Luke 9:23 Then he said to them all: "If anyone would come after me, he must deny himself and take up his cross daily and follow me.
How can we understand what this means to us, if we never think about what it meant to Him?
Life Application commentary says:
The cross was an instrument of violent and painful execution. To “take the cross” was to carry the horizontal beam (the patibulum) of the cross out to the site of execution, usually past a jeering mob. In rhetorically strong terms, Jesus describes what all true disciples must be ready for: if they follow him, they must be ready to face literal scorn on the road to eventual martyrdom, for they must follow to the cross. From the moment of faith believers must count their lives forfeit for the kingdom.
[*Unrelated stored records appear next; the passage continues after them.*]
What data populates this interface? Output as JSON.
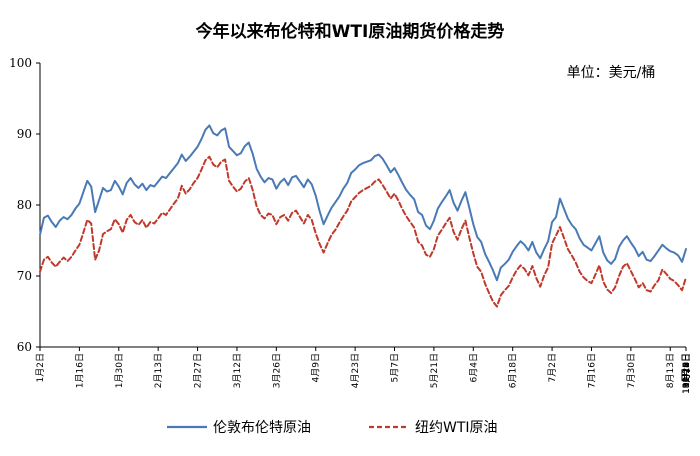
{
  "chart_data": {
    "type": "line",
    "title": "今年以来布伦特和WTI原油期货价格走势",
    "unit_label": "单位：美元/桶",
    "xlabel": "",
    "ylabel": "",
    "ylim": [
      60,
      100
    ],
    "yticks": [
      "60",
      "70",
      "80",
      "90",
      "100"
    ],
    "grid": false,
    "legend_position": "bottom",
    "x_tick_labels": [
      "1月2日",
      "1月16日",
      "1月30日",
      "2月13日",
      "2月27日",
      "3月12日",
      "3月26日",
      "4月9日",
      "4月23日",
      "5月7日",
      "5月21日",
      "6月4日",
      "6月18日",
      "7月2日",
      "7月16日",
      "7月30日",
      "8月13日",
      "8月27日",
      "9月10日",
      "9月24日",
      "10月8日",
      "10月22日",
      "11月5日",
      "11月19日",
      "12月3日"
    ],
    "tick_every": 10,
    "series": [
      {
        "name": "伦敦布伦特原油",
        "color": "#4a7ab5",
        "style": "solid",
        "values": [
          75.8,
          78.2,
          78.5,
          77.6,
          76.9,
          77.8,
          78.3,
          78.0,
          78.6,
          79.5,
          80.2,
          81.8,
          83.4,
          82.6,
          79.0,
          80.7,
          82.4,
          81.9,
          82.1,
          83.4,
          82.6,
          81.5,
          83.1,
          83.8,
          82.9,
          82.4,
          83.0,
          82.1,
          82.8,
          82.6,
          83.3,
          84.0,
          83.8,
          84.5,
          85.2,
          85.9,
          87.1,
          86.2,
          86.8,
          87.5,
          88.2,
          89.3,
          90.6,
          91.2,
          90.1,
          89.8,
          90.5,
          90.8,
          88.2,
          87.6,
          87.0,
          87.3,
          88.3,
          88.8,
          87.2,
          85.1,
          84.0,
          83.2,
          83.8,
          83.6,
          82.3,
          83.2,
          83.7,
          82.8,
          83.9,
          84.1,
          83.3,
          82.5,
          83.6,
          82.9,
          81.3,
          79.1,
          77.3,
          78.5,
          79.6,
          80.4,
          81.2,
          82.3,
          83.1,
          84.5,
          85.0,
          85.6,
          85.9,
          86.1,
          86.3,
          86.9,
          87.1,
          86.5,
          85.6,
          84.6,
          85.2,
          84.2,
          83.1,
          82.1,
          81.4,
          80.8,
          79.0,
          78.6,
          77.1,
          76.6,
          77.8,
          79.5,
          80.4,
          81.2,
          82.1,
          80.3,
          79.2,
          80.6,
          81.8,
          79.6,
          77.3,
          75.5,
          74.8,
          73.1,
          72.0,
          70.8,
          69.4,
          71.2,
          71.7,
          72.3,
          73.4,
          74.2,
          74.9,
          74.4,
          73.6,
          74.8,
          73.3,
          72.5,
          73.8,
          74.9,
          77.6,
          78.3,
          80.9,
          79.5,
          78.1,
          77.2,
          76.6,
          75.3,
          74.4,
          74.0,
          73.6,
          74.6,
          75.6,
          73.3,
          72.2,
          71.7,
          72.4,
          74.1,
          75.0,
          75.6,
          74.7,
          73.9,
          72.8,
          73.4,
          72.3,
          72.1,
          72.8,
          73.6,
          74.4,
          73.9,
          73.5,
          73.3,
          72.9,
          72.0,
          73.8
        ]
      },
      {
        "name": "纽约WTI原油",
        "color": "#c0392b",
        "style": "dashed",
        "values": [
          70.6,
          72.3,
          72.7,
          71.9,
          71.3,
          72.0,
          72.6,
          72.1,
          72.7,
          73.6,
          74.4,
          76.1,
          77.9,
          77.4,
          72.3,
          73.6,
          75.9,
          76.3,
          76.6,
          78.0,
          77.3,
          76.1,
          77.9,
          78.6,
          77.6,
          77.2,
          77.9,
          76.8,
          77.6,
          77.4,
          78.1,
          78.9,
          78.6,
          79.4,
          80.2,
          80.9,
          82.7,
          81.6,
          82.2,
          83.1,
          83.8,
          85.0,
          86.3,
          86.8,
          85.7,
          85.3,
          86.1,
          86.4,
          83.4,
          82.6,
          81.9,
          82.3,
          83.3,
          83.8,
          82.1,
          79.8,
          78.6,
          78.1,
          78.8,
          78.6,
          77.3,
          78.3,
          78.6,
          77.8,
          78.9,
          79.2,
          78.3,
          77.4,
          78.6,
          77.9,
          76.0,
          74.5,
          73.3,
          74.6,
          75.8,
          76.5,
          77.5,
          78.4,
          79.2,
          80.5,
          81.1,
          81.7,
          82.1,
          82.4,
          82.7,
          83.3,
          83.6,
          82.8,
          81.9,
          80.9,
          81.6,
          80.6,
          79.4,
          78.4,
          77.6,
          76.8,
          74.8,
          74.3,
          73.0,
          72.7,
          73.8,
          75.7,
          76.5,
          77.4,
          78.2,
          76.2,
          75.1,
          76.6,
          77.8,
          75.4,
          73.2,
          71.3,
          70.6,
          68.9,
          67.6,
          66.4,
          65.7,
          67.3,
          68.0,
          68.6,
          69.8,
          70.8,
          71.5,
          71.0,
          70.1,
          71.4,
          69.7,
          68.5,
          70.1,
          71.2,
          74.6,
          75.7,
          76.9,
          75.4,
          73.8,
          72.9,
          71.9,
          70.6,
          69.8,
          69.3,
          69.0,
          70.2,
          71.5,
          69.2,
          68.1,
          67.6,
          68.4,
          70.0,
          71.3,
          71.8,
          70.7,
          69.6,
          68.4,
          69.0,
          68.0,
          67.8,
          68.7,
          69.4,
          70.9,
          70.3,
          69.6,
          69.3,
          68.7,
          68.0,
          69.8
        ]
      }
    ]
  }
}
When we commit to become followers of Jesus, we commit to become crucified followers of Jesus.
John Piper wrote:
The reason for this is not that Jesus must die again, but that we must. When he bids us take up our cross, he means come and die. The cross was a place of horrible execution. It would have been unthinkable in Jesus day to wear a cross as a piece of jewelry. It would have been like wearing a miniature electric chair or lynching rope. His words must have had a terrifying effect: Whoever does not take his cross and follow me is not worthy of me.”
As much as the world has tried to reduce the cross to a symbol, to a simple piece of jewelry, it is irreducible. But we can reduce its importance again, if we do not choose to remember the suffering and death of our Lord and Savior, Jesus Christ.
Today, the words “take up your cross” don’t seem as sobering as they must have to the early followers of Jesus, many of whom might have seen someone hang on a cross.
But if we think of these things, ponder these things, consider Jesus, fix our eyes on Him, they are sobering words. They mean that when I follow Jesus, the old self-determining, self absorbed me, must be crucified. My old self must be put to death. I must consider myself dead to sin, and alive to God. This is the path of life.
Just as Jesus took the road to Golgotha, making it the path of life to us. If we are to maintain a truly Biblical understanding of our faith, in this era when everything around us seeks to reduce this understanding, we must refocus, regularly, our attention on the cross.
It must become more than a yearly pondering, as we’re doing tonight.
Dietrich Bonhoeffer said of grace and the cross:
“How could something become cheap which cost God everything?”
We must live the cross in our daily lives. The cross of Jesus is now, and will forever be, the center of our faith. It’s the source of His unlimited grace for us.
May Paul’s words in Galatians 6 be our closing prayer tonight:
Galatians 6:14 May I never boast except in the cross of our Lord Jesus Christ, through which the world has been crucified to me, and I to the world.